2013 Farm Bill debate

The 2013 Farm Bill appears stuck in a logjam with no means of breaking loose.

The 2013 Farm Bill appears stuck in a logjam with no means of breaking loose. Understanding where the process is likely to move from here requiress understanding both the bill’s content and the broader political context in which it is being written.

Content of the Farm Bill: The Finish Line is Closer than It Looks

The agriculture committees in the House of Representatives and the Senate each passed versions of the farm bill in 2012 that were largely similar in content. The full Senate then passed the committee bill without major changes. The House bill, despite passing the House Agriculture Committee with a wide bipartisan margin, never reached the floor of the House. In 2013, the full Senate again passed a bill that was similar to the bill that it had passed in 2012. The House Agriculture Committee did likewise. The similar provisions of these bills provide a broad outline of how a new farm bill would be likely to look if it is passed:

  • Elimination of the direct and countercyclical payment programs for all program crops (corn, wheat, rice, cotton, soybeans and peanuts).
  • Introduction of a revenue-based risk management program for these program crops.
  • Expansion of the existing crop insurance program to include a wider range of both crops and risk management tools.
  • Continuation of the sugar program (loan rates for domestically produced sugar, an import quota limiting sugar imports and an acreage allotment program to prevent the accumulation of surplus sugar stocks).
  • Merger of several conservation programs and reduced conservation spending .
  • Replacement of the dairy price support and direct payment programs by a dairy program that protects the margin of milk prices over feed costs.

Minor differences in the House and Senate bills could easily have been resolved in conference committee had the House had passed a bill in 2012 or 2013.  When the committee bill was brought to the floor of the House in June of 2013, however, the bill was defeated by a vote of 234-195, with many members of both parties voting against passage. On July 11, the House voted 216-208, largely along party lines, to pass a bill that did not include a nutrition title. As this article goes to press, it remains unclear whether a conference committee will take up the two bills; the House leadership, though announcing its intention to pass a separate nutrition bill, has given no indication of when it will do so.
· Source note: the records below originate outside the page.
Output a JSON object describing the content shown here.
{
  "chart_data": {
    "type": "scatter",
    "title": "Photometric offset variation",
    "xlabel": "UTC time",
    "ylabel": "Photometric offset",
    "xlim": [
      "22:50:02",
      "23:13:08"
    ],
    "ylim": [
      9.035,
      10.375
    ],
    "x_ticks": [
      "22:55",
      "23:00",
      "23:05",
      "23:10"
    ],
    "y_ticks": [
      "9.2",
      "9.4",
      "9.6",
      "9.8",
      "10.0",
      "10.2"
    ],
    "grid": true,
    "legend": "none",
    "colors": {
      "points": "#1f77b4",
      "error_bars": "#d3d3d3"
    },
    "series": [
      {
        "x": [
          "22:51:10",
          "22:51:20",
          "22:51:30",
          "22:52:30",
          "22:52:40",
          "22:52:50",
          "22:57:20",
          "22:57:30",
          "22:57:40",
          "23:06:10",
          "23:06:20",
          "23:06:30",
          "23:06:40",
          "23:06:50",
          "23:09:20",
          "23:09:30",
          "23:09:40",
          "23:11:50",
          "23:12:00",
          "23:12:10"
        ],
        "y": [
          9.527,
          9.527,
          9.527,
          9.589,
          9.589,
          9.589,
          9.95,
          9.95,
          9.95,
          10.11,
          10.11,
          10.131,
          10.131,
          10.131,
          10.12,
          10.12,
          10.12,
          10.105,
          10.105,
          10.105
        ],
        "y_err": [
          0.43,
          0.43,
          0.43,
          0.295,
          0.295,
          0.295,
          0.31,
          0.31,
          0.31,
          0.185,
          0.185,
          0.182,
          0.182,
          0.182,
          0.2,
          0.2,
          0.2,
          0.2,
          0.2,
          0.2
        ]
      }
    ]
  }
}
Politics of the Farm Bill: The Finish Line is Much Further than It Looks

In their recent book, It’s Even Worse than it Looks, political scientists Thomas Mann and Norman Ornstein trace the increasingly frequent political gridlock in Congress to changing behavior of the political parties. They emphasize the difference between the American separation-of-powers system, which is based on the political minority’s ability to block legislation and force the majority to compromise on issues, and a parliamentary system, in which the majority may govern with very little need to compromise with the minority.

In the opinion of Mann and Ornstein, U.S. political parties are now behaving as if they were in a parliamentary system where compromise is unnecessary. They write, “Parliamentary-style parties in a separation-of-powers [system of] government are a formula for willful obstruction and policy irresolution” because a determined minority can block the majority, and the majority has no ability to overcome that obstruction as is true in a parliamentary system.  As applied to that farm bill (and virtually all other legislation before Congress), this mismatch of legislative institutions with political party behavior has led to a seemingly endless process in which issues are never resolved.

The Farm Bill as an Endangered Coalition Animal

Over time, farm bill politics evolved into coalition politics, which was based largely on geographic and constituent interests rather than ideologies.  From 1933 to 1973, farm bills contained little more than price support programs that benefitted farmers. As American society became increasingly urbanized and the food system became increasingly complex, members of the congressional agriculture committees recognized that they would be unable to pass legislation whose sole purpose was to provide program benefits for farmers. In 1970 and 1973, the committees incorporated into the farm bill nutrition programs (the Food Stamp program, a predecessor of today’s Supplemental Nutrition Assistance Program [SNAP]) in an explicit attempt to build a coalition of rural and urban interests capable of passing legislation. In subsequent years, other programs (conservation, etc.) were added to maintain the farm bill coalition as the complexity of the food system and the food policy agenda increased.

The late professor emeritus James T. Bonnen and graduate student Allen C. Grommet (Ph.D., 1975) examined in detail the building of the 1973 farm bill coalition. They concluded: “Urban and consumer interests were… absolutely essential to the passage of the 1973 act. In the future, unless stronger coalitions across non-farm interests can be built, agricultural legislation may not be possible in the form in which we have known it.”

Forty years after it was conducted, the work of Bonnen and Grommet is once again relevant. If the coalition of 1973 is dead, how can Congress pass any farm bill? As Mann and Ornstein have shown, the trends now affecting the U.S. political process are much broader than agricultural and food policy. But it appears evident that agriculture cannot escape these trends in any future legislative efforts.